Much in the same vein as other Twisted Sister anthems, this is all about the rock n roll show. The concert experience. The place where fallacy becomes reality. The place where the band does what we want them to do and that is to play, to put on a show. You can say that Dee already wrote this song, in What You Don’t Know (Sure Can Hurt You), however he did it better this time around and in my view even better with Wake Up (The Sleeping Giant). AJ Pero is the unsung hero in this song. The pedestrian riffs are balanced by the frenetic drumming and it works.

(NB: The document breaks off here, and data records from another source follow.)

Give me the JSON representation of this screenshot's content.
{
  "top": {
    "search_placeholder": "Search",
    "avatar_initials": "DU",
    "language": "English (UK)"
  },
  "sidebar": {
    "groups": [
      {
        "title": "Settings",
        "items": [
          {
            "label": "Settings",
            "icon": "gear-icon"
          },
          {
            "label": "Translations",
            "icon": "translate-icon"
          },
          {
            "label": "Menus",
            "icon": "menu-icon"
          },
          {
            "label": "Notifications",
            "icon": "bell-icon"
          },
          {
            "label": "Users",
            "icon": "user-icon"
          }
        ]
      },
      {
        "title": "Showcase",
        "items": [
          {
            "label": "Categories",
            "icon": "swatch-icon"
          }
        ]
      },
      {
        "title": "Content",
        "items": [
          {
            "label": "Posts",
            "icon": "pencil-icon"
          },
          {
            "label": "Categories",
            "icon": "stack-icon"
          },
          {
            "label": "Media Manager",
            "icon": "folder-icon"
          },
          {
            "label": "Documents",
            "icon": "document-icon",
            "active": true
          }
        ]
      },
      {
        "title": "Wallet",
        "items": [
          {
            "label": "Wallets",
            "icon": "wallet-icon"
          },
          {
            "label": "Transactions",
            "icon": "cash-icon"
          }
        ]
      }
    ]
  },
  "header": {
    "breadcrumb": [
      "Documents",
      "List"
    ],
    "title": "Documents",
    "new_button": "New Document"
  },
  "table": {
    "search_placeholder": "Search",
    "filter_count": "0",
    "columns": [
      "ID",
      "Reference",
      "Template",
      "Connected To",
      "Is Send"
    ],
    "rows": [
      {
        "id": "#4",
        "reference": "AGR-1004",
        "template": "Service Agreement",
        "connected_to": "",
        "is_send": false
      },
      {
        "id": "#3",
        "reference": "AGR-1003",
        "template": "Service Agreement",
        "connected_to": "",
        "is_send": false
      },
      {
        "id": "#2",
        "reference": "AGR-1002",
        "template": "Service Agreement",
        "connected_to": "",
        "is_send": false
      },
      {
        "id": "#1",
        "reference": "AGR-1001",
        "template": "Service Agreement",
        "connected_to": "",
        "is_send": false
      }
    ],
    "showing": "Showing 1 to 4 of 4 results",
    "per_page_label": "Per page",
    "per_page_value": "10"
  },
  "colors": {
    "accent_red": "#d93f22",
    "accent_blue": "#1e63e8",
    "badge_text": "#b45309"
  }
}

I Believe In Rock ‘N’ Roll

What a great tongue and cheek song. Dee merges the marriage oath (Do you take this music, to be your lawfully wedded rock, to have and hold in sickness and in health, for richer or for poorer, for better or for worse, together until death comes to yourself?) with allegiance (I pledge allegiance to the flag, of the united states of rock, and to the point of view for which it stands, one music under one god, yes, even god loves rock ‘n’ roll, with liberty and justice for all lands) to come up with a new creed, “Belief In Rock N Roll.”

Every day
I work so hard
Every day
I’m dealt the cards
Every day
I’m told exactly what to do
Every day
I lose control
Every day
I rock ‘n’ roll
Every day
It’s gonna help to see me through

I believe in rock ‘n’ roll

Has life changed for the working class man since 1985? We still work hard every day, we still deal with the hand we are given, we still do what we are told to do and we still look forward to the weekend where we can rock n roll and relax. Praise the lord, I believe.

The Fire Still Burns

By far the best song on Come Out and Play and in my view, one of the best songs Dee Snider has written. Extreme Metal bands have even covered this song.

Get out of my way
I’m the hangman today
And the judge and jury

The victim and the punisher. The Yin and the yang. The constant battle we have in life. We are happy, and we are sad. We laugh and we cry. In the end, the ones that make it through have that fire that burns forever.

King Of The Fools is a bonus track on the CD version and on the Tape version. It is a classic.

Look around me all I see
Thousands of faces wanting me
How can I lead?
How can I rule?
When I’m the king of the fools

It’s almost like Dee is regretful at his fame. The song is a continuation from The Price, where Dee tries to capture life on the road and how it is a price he needs to pay for success. Of course, the prices is time away from family and loved ones. Doubt is everywhere. Conflict is everywhere. You want to be on the road, you want to play shows, yet you don’t want to be away from your family. You are travelling from town to town, with people that you realise you don’t really like anymore, however you can’t stop. The call of the road and music is too great to resist.

The outside world can’t understand
Just who we are or what I am
Well, we don’t want their life or rules
I’ll be the king, king of the fools

Again, it’s the us (the SMF’s) vs them (The Mainstream) mentality. It’s the expectations of society vs the dreams of youth. We have different viewpoints, we have different needs so we are seen as fools by the mainstream. If the mainstream sees us as fools, then Dee is our King.